Joe O'Mahoney's method of setting things straight was quite senatorial. He introduced a bill. The bill would permit manufacturers to absorb freight charges and quote delivered prices, provided they were "acting independently," i.e., without collusion. The Senate, which has been trying to draft a bill for months to end the confusion, gave a sigh of relief at these plain words. It quickly passed the bill.
Businessmen were pleased--and surprised--that Joe O'Mahoney, an old trustbuster and friend of the Federal Trade Commission, wanted to permit freight absorption, a mainstay of the basing point system. But O'Mahoney said that the bill would only put into law what FTC has been saying ever since the Supreme Court decision, namely, that any manufacturer could absorb freight charges to meet a competitor's prices at distant points so long as there was no conspiracy to fix prices. What FTC had objected to was collusive freight absorption.
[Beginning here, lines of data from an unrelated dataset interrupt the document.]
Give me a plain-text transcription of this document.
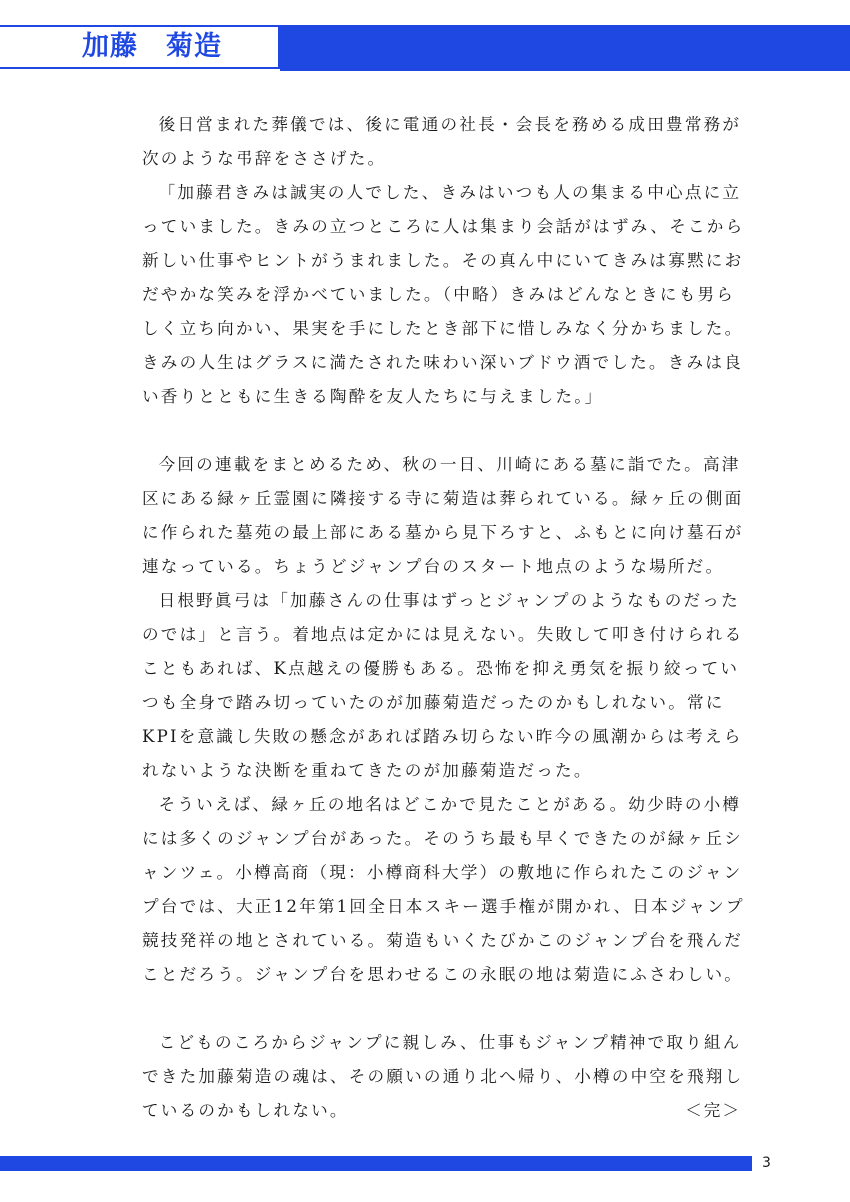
加藤　菊造

後日営まれた葬儀では、後に電通の社長・会長を務める成田豊常務が次のような弔辞をささげた。

「加藤君きみは誠実の人でした、きみはいつも人の集まる中心点に立っていました。きみの立つところに人は集まり会話がはずみ、そこから新しい仕事やヒントがうまれました。その真ん中にいてきみは寡黙におだやかな笑みを浮かべていました。（中略）きみはどんなときにも男らしく立ち向かい、果実を手にしたとき部下に惜しみなく分かちました。きみの人生はグラスに満たされた味わい深いブドウ酒でした。きみは良い香りとともに生きる陶酔を友人たちに与えました。」

今回の連載をまとめるため、秋の一日、川崎にある墓に詣でた。高津区にある緑ヶ丘霊園に隣接する寺に菊造は葬られている。緑ヶ丘の側面に作られた墓苑の最上部にある墓から見下ろすと、ふもとに向け墓石が連なっている。ちょうどジャンプ台のスタート地点のような場所だ。

日根野眞弓は「加藤さんの仕事はずっとジャンプのようなものだったのでは」と言う。着地点は定かには見えない。失敗して叩き付けられることもあれば、K点越えの優勝もある。恐怖を抑え勇気を振り絞っていつも全身で踏み切っていたのが加藤菊造だったのかもしれない。常にKPIを意識し失敗の懸念があれば踏み切らない昨今の風潮からは考えられないような決断を重ねてきたのが加藤菊造だった。

そういえば、緑ヶ丘の地名はどこかで見たことがある。幼少時の小樽には多くのジャンプ台があった。そのうち最も早くできたのが緑ヶ丘シャンツェ。小樽高商（現：小樽商科大学）の敷地に作られたこのジャンプ台では、大正12年第1回全日本スキー選手権が開かれ、日本ジャンプ競技発祥の地とされている。菊造もいくたびかこのジャンプ台を飛んだことだろう。ジャンプ台を思わせるこの永眠の地は菊造にふさわしい。

こどものころからジャンプに親しみ、仕事もジャンプ精神で取り組んできた加藤菊造の魂は、その願いの通り北へ帰り、小樽の中空を飛翔しているのかもしれない。	＜完＞
3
Much of the confusion, he thought, had been caused not so much by the decision as by those who wanted to pressure Congress into legalizing basing points.
The proposed legislation, said O'Mahoney, would provide no "loophole fof monopolistic practices." But it would require FTC to provide clear proof whenever it suspected that freight absorption had lessened competition. (At present the FTC can cite businessmen for conspiracy and then put the burden of proof on them to show that the absorption of freight charges has not hurt competition.)
Joe O'Mahoney's bill still needed approval of the House and President Truman, but the chances for passage looked good. Both FTC and the Department of Justice had indicated their approval.